Mr Chhang said the evidence was clear: the names of his wife and children were listed in the confession.
“We learned her father actually joined the Khmer Rouge for a long, long time, and he was also involved in an internal purge of Khmer Rouge cadres,” Mr Chhang said.
“He was one of the people who joined the Khmer Rouge because of social injustice that took place in the 60s and 70s.”
He was arrested in May 1978, along with his wife and baby son, and was accused of “creating activities to betray Khmer Rouge’s organisation”.
Prior to his arrest, he had risen through the military ranks to become a secretary in the country’s south-west, under the leadership of Ta Mok — one of the most senior deputies to Pol Pot, who was labelled “The Butcher” in the Western press.
Ms Say said it was a shock to learn of her father’s death — in the past, she had hoped he might still be alive.
“I don’t know what their roles were during that time because I was a kid, I only know he was a soldier,” Ms Say said.
“I feel very unfortunate that they were working [for the Khmer Rouge] but still got killed, and I found it extremely hard to live without parents.”
Unearthing a dark past
For anthropologist and genocide expert Alex Hinton, the discovery speaks to an uncomfortable truth about those killed at S-21 — many victims were in fact Khmer Rouge cadres themselves.
He said there were often murky ethical questions attached to mass atrocities.
“The photograph of the mother and the child, it’s an image of pure victimhood … But the truth is, the situation is often much more complicated,” he said.
“The people are passing through S-21 at a time [when] huge numbers of them were former soldiers. Some of them had a lot of blood on their hands.
“But at the same time … the key insight is that they ultimately became victims, and they suffered as well.”
The Khmer Rouge sought to sever family links in order to cement loyalty to the regime.
“Children were asked to report on their parents,” Professor Hinton said.
“They were being brainwashed at the time because the state wanted the loyalty to be to the organisation, to the revolution.”
He pointed out the Tuol Sleng Genocide Museum — named 40 years before the crime of genocide was actually proven against the Khmer Rouge’s senior leaders — also had a political element to its construction.
The Vietnamese-backed government was preserving and showcasing evidence of the Khmer Rouge’s crimes, in part to legitimise their invasion of the country. The Khmer Rouge still had a seat at the United Nations up until 1993.
Professor Hinton said the prominence of the photograph was partly designed to devastate the observer.
“The iconic image of a mother and a child, especially a baby, [conveys] the notion of complete innocence,” he said.
“When you stand by it, you see yourself reflected in the glass and the light.
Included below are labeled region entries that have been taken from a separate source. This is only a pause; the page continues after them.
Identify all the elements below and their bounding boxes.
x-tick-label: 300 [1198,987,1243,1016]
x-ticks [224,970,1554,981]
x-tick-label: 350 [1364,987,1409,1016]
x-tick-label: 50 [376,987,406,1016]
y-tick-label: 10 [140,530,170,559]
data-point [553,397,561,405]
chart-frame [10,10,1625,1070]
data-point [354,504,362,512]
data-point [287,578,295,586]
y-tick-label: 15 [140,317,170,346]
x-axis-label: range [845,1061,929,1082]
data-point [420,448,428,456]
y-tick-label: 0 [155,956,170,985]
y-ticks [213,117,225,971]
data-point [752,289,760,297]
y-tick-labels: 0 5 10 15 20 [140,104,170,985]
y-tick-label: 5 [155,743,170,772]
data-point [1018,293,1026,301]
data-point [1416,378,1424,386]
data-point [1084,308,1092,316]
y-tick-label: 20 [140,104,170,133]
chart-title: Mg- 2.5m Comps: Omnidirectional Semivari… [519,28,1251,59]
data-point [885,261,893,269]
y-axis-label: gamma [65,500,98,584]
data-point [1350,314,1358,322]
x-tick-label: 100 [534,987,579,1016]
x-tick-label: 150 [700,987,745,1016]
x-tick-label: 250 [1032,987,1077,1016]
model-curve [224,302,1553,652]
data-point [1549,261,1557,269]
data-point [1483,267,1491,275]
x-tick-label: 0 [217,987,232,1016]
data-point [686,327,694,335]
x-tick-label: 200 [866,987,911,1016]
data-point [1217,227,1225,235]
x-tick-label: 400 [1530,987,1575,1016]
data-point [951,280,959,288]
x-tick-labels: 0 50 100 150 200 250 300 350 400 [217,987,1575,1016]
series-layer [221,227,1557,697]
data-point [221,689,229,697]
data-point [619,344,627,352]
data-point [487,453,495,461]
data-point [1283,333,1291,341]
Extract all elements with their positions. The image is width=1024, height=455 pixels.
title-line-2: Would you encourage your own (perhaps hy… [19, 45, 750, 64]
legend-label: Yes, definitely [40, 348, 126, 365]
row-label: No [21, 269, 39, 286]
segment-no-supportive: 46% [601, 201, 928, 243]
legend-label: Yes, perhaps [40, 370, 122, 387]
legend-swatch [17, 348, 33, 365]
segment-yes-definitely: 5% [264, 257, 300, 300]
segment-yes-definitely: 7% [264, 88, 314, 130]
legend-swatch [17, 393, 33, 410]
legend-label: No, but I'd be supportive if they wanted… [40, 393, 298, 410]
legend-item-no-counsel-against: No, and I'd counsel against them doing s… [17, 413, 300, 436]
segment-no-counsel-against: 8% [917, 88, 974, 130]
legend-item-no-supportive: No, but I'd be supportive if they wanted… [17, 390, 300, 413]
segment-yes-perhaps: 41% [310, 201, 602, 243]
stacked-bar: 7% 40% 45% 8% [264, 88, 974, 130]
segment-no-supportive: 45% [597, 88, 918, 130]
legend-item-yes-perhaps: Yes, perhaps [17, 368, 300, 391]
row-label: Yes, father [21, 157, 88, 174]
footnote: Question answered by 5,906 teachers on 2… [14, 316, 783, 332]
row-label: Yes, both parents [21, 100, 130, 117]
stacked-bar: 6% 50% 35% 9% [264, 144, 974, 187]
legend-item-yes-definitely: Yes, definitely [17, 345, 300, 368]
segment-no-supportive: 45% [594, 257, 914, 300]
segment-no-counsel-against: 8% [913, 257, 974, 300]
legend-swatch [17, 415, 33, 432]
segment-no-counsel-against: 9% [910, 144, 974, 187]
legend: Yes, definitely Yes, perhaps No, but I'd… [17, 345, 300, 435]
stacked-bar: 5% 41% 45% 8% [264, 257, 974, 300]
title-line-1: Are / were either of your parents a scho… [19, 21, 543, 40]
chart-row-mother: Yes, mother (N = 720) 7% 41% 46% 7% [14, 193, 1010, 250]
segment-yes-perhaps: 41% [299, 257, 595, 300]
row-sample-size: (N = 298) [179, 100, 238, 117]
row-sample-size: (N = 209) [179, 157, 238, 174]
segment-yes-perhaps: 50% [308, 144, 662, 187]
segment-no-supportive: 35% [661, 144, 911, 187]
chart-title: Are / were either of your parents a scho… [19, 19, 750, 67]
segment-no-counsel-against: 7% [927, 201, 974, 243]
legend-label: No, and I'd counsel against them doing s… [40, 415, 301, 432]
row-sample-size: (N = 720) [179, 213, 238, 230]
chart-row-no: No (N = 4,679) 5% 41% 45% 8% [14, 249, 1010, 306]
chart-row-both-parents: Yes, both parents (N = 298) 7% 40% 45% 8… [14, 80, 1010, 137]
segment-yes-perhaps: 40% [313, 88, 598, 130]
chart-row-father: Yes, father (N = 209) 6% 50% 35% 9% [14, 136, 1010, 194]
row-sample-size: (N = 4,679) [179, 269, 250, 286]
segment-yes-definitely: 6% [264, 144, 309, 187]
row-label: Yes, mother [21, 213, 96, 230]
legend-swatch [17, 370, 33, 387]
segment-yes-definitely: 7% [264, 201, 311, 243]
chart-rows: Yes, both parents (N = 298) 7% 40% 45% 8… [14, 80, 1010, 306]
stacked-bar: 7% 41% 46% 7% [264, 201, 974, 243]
“And so it also may be somewhat disconcerting.”
Finding answers to questions about what happened to family members was part of a broader “right to truth”, he said, and particularly important in Cambodia: reincarnation is a central belief of Buddhism, and those who die a violent death are often not reborn.
“Everybody wants to know what happened to their loved ones,” he said.
For Ms Say, seeing the photo of both her parents at last was important closure, but still a source of deep and enduring pain.
“When I first saw the photo, I found it extremely difficult,” she said.
“It was very sad to see her photo, knowing she was immediately killed.”